House debates
Monday, 9 February 2015
Private Members' Business
Municipal and Essential Services Program
12:11 pm
Shayne Neumann (Blair, Australian Labor Party, Shadow Minister for Indigenous Affairs) Share this | Hansard source
I commend the member for Perth for this motion. When we were in government, in our last budget we provided $44.1 million to assist 340 remote communities with power, water, sewage services, garbage collection and road maintenance. These are tiny little communities around the country in places like Western Australia, South Australia, Queensland, Victoria and Tasmania. The truth is that all Australians expect essential services to be provided in these communities as well as in major capital cities like Sydney, Melbourne and Brisbane. This was in addition to the $221 million we committed over 10 years under the Stronger Futures package. These kinds of services include dog control, accounting administration services, electricity, garden and road maintenance, animal control, and environmental health services.
But what has this government done since they came to power? What they have done here is undertake what they call a historic deal by the Minister for Indigenous Affairs, who should hang his head in shame. What he did—let's not mince words—was put a financial gun to the heads of the states and territories. That is what he did. He said, 'We will give you some money and you are on your own.' He said to the Western Australians, 'Here is $90 million and we will let you do whatever you want'—with no conditionality whatsoever, no consultation with homeland communities, no consultation with these remote communities which absolutely need this funding. The Abbott government have redrawn federal funding for municipal services. This type of funding was provided by both sides of politics, by Labor and the coalition, for decades and decades. It is a disgrace and they have done it without adequate consultation with these communities.

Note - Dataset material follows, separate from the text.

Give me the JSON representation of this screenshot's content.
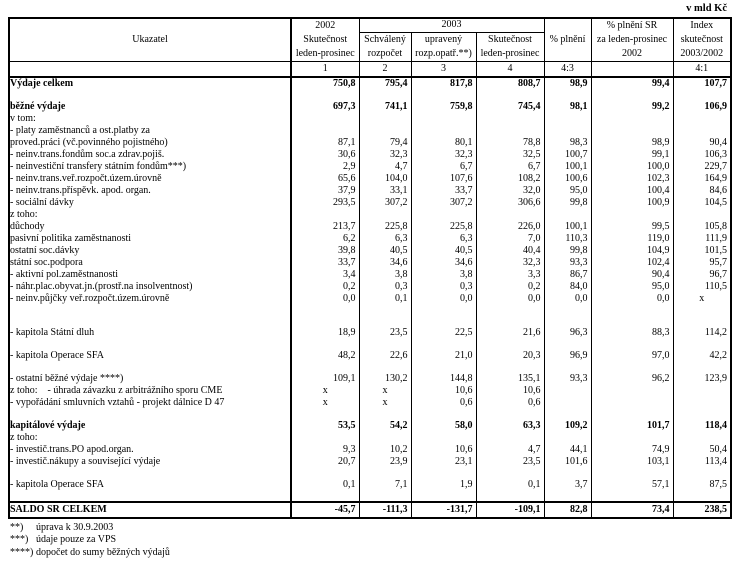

When the Western Australian government announced that they were closing about 164 communities across remote areas like the Pilbara and the Kimberley there was a hue and cry, not just from Indigenous leaders on the left but also from the right. So we have seen this procrastination, but we know that that is the decision that they have made. They are going to engage in forced removal and relocation, and the federal minister said, 'It's not my responsibility.' What do people in the urban areas expect but good services in these remote communities. In these Indigenous communities, 38,000 indigenous Australians are at risk of forcible removal and relocation because of the Abbott government's decision, the lack of consultation and the lack of conditionality on this funding—leaving Western Australian communities and remote areas at the mercy of the Barnett government. That is what has happened as a result of this decision.
So this is a government that cut $534 million from Indigenous affairs in their first budget. This decision has to be seen in context, and then they have completely messed up the Indigenous Advancement Strategy and cut funding everywhere: family violence prevention centres, Prisoner ThroughCare, antirecidivism programs; the National Congress of Australia' First Peoples defunded; and the National Family Violence Prevention Legal Services Program utterly defunded.
The shambolic way they have conducted Indigenous affairs is clearly evident by the decisions they have made. What have they done? Particularly relevant to Western Australia and this motion before the chamber today, they have reneged on a commitment to justice targets to reduce Indigenous incarceration rates and improve community safety. What about these communities that are now at risk in Western Australia?
They want to get the kids to school—we support getting kids to school. We want to make sure kids go to school, finish primary and high school and get good jobs; and that skills and talents are fostered to make sure they participate in community. But you cannot do that if you are cutting the funding and forcibly relocating communities. People have lived for millennia in parts of Western Australia, and what does the Abbott government do? It says: 'Bye-bye. We'll wash our hands like Pontius Pilate. You can have some money. We'll have nothing to do with this anymore'.
This is a Prime Minister who said he was going to be Prime Minister for Indigenous affairs and would indeed be at the front and heart of the centre of decision making in this government. What have they done? Cut. Cut. Cut, and Closing the Gap is a fiction under this government. We will see in the next couple of days, with the Closing the Gap report and this motion before the chamber—the MUNS funding, the lack of consultation, and the consequences to remote communities in WA—that it is clear the Abbott government has failed Indigenous Australia.